Making differential equation models in Stan more computationally efficient via some analytic integration

We were having a conversation about differential equation models in pharmacometrics, in particular how to do efficient computation when fitting models for dosing, and Sebastian Weber pointed to this Stancon presentation that included a single-dose model.

Sebastian wrote:

Multiple doses lead to a quick explosion of the Stan codes – so things get a bit involved from the coding side.

– In practical applications I [Sebastian] would by now try to integrate over the dosing events. This allows you to avoid making the initials being vars such that you can a lot of speed. The trick is to make the ODE integrate “see” the dosing events and prevent the integrator to step over it. The cheap hack to do that is to insert a few observation points around the dosing event. This will make the integrator stop at the dosing time and make it realize that there are sudden changes in one of the compartments. This is not really clean, but CVODES handles it well and sundials even documents this technique as one way to handle it.

– I think we should one more time try the adjoint stuff. As we are about to get closures in Stan it should be straightforward to give to the integrator in Stan a log-prob function along with the ODE stuff. Once we have that, then we should be able to create something which is a lot faster than what we have now.

– Last time you tried the adjoint stuff your profiling showed that std::vector did stand out. This is because our AD system is darn slow to get the Jacobian of the ODE RHS. We should instead use an analytic derivative here – not sure how to automatically generate it ATM, but you get 2-3x speedups on the existing ODE system when you do that (and I have code around which does the automatic generation of the symbolic Jacobian…but this code is a well working prototype, not more)… hopefully the OCAML parser can churn these algebraic derivatives out.

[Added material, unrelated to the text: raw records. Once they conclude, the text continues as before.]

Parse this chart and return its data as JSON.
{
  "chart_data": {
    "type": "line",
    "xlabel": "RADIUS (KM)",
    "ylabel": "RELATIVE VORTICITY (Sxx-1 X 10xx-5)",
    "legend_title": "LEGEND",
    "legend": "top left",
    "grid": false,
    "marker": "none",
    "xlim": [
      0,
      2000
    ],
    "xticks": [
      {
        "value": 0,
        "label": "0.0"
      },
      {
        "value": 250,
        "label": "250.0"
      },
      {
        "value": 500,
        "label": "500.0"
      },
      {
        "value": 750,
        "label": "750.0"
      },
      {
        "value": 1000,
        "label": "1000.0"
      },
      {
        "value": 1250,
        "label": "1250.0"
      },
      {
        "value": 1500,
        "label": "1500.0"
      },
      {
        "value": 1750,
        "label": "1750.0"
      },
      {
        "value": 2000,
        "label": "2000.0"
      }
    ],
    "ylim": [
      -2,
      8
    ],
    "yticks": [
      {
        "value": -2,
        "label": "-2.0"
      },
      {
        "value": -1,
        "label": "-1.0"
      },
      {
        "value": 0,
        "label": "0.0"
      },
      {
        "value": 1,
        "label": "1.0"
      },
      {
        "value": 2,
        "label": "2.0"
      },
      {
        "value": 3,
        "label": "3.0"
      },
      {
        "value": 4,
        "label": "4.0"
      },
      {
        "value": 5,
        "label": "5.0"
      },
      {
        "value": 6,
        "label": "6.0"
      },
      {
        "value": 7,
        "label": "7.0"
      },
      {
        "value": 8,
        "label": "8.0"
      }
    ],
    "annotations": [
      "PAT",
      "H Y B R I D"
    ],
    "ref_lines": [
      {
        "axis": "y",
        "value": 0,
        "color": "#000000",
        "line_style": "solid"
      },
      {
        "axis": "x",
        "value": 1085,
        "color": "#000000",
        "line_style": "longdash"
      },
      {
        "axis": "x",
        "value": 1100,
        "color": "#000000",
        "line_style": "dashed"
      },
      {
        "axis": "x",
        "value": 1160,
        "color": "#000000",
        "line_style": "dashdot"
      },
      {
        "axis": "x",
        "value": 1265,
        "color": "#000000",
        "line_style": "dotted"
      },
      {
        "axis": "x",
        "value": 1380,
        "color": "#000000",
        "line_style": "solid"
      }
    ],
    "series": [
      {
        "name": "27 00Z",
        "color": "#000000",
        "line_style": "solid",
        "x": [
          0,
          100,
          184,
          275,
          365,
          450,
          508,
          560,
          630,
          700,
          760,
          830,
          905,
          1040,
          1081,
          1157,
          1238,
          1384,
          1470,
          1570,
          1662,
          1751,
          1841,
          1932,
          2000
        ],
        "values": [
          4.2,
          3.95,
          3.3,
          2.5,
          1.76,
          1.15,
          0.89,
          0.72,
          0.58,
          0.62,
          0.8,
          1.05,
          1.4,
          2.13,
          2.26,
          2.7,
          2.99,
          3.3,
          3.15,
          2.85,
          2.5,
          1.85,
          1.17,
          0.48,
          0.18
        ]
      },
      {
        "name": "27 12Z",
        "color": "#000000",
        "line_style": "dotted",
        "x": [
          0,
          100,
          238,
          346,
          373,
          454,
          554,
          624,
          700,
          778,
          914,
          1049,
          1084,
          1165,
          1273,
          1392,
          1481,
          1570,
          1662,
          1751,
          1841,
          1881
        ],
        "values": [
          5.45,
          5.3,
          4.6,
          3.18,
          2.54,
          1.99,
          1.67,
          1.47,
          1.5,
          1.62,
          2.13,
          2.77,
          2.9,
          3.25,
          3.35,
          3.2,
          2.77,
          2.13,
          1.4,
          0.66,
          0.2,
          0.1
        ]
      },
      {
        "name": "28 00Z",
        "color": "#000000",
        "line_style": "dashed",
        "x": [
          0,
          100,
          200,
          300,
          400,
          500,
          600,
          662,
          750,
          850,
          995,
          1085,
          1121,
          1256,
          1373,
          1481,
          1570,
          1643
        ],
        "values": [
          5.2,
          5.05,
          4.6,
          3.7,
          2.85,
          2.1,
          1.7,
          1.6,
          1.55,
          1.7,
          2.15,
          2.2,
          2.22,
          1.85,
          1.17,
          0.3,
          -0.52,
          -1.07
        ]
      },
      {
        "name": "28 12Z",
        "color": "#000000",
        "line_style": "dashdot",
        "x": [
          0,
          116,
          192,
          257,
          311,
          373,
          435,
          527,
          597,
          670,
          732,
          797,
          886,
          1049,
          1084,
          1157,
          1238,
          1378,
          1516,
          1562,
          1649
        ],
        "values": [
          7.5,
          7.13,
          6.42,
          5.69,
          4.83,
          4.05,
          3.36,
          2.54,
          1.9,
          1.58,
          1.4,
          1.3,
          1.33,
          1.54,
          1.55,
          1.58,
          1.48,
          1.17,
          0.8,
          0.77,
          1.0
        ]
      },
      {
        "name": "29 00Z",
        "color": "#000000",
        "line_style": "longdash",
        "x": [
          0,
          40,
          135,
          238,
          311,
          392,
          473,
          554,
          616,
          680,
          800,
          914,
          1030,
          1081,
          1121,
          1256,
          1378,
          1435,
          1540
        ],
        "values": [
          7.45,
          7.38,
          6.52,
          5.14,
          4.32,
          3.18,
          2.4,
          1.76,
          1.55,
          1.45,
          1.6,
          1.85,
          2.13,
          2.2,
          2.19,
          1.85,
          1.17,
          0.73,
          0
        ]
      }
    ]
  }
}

– The other thing to explore is sparsity in the ODE RHS. Many ODE systems have a banded structure. One way to get this structural information is by specifying a chemical reaction network. Have a look at the dMod package on CRAN. The cool thing about knowing the sparistiy is that we don’t waste so much on derivative anyway not needed as they are constant and the ODE integrator can work more efficiently during the Newton iterations.

He continued:

Whenever we have long observation times of patients we usually follow a very regular administration pattern. As the dosing compartement often follows a first-order eliminiation scheme you can drastically simplify things. These first order elimination compartements have analytic solutions and for regular dosing patterns you can use the geometric series to sum up an arbitrary number of dosings very quickly. As a result you would just use the solution of the dosing compartment as a forcing function to the rest of the ODE system. This way you integrate out one state and you speedup a lot all the calculations.

Moreover, in many applications where we have these long observation times, we actually don’t care so much about getting everything right. We often only have data on steady-state and as such you can simplify drastically the models used wrt to the absorbtion process.

What I am saying is that with the use of our brains we can drastically make our life easier here… now, many people still just dump huge dosing histories into these programs and then complain about long running times…

As I have been burned by performance from this I would say that I found lots of good ways of how to avoid the performance killer imposed by ODE stuff + dosing.

This reminds me of something we did many years ago, at a much simpler level, explaining how analytical and simulation methods could be combined to get inferences for small probabilities.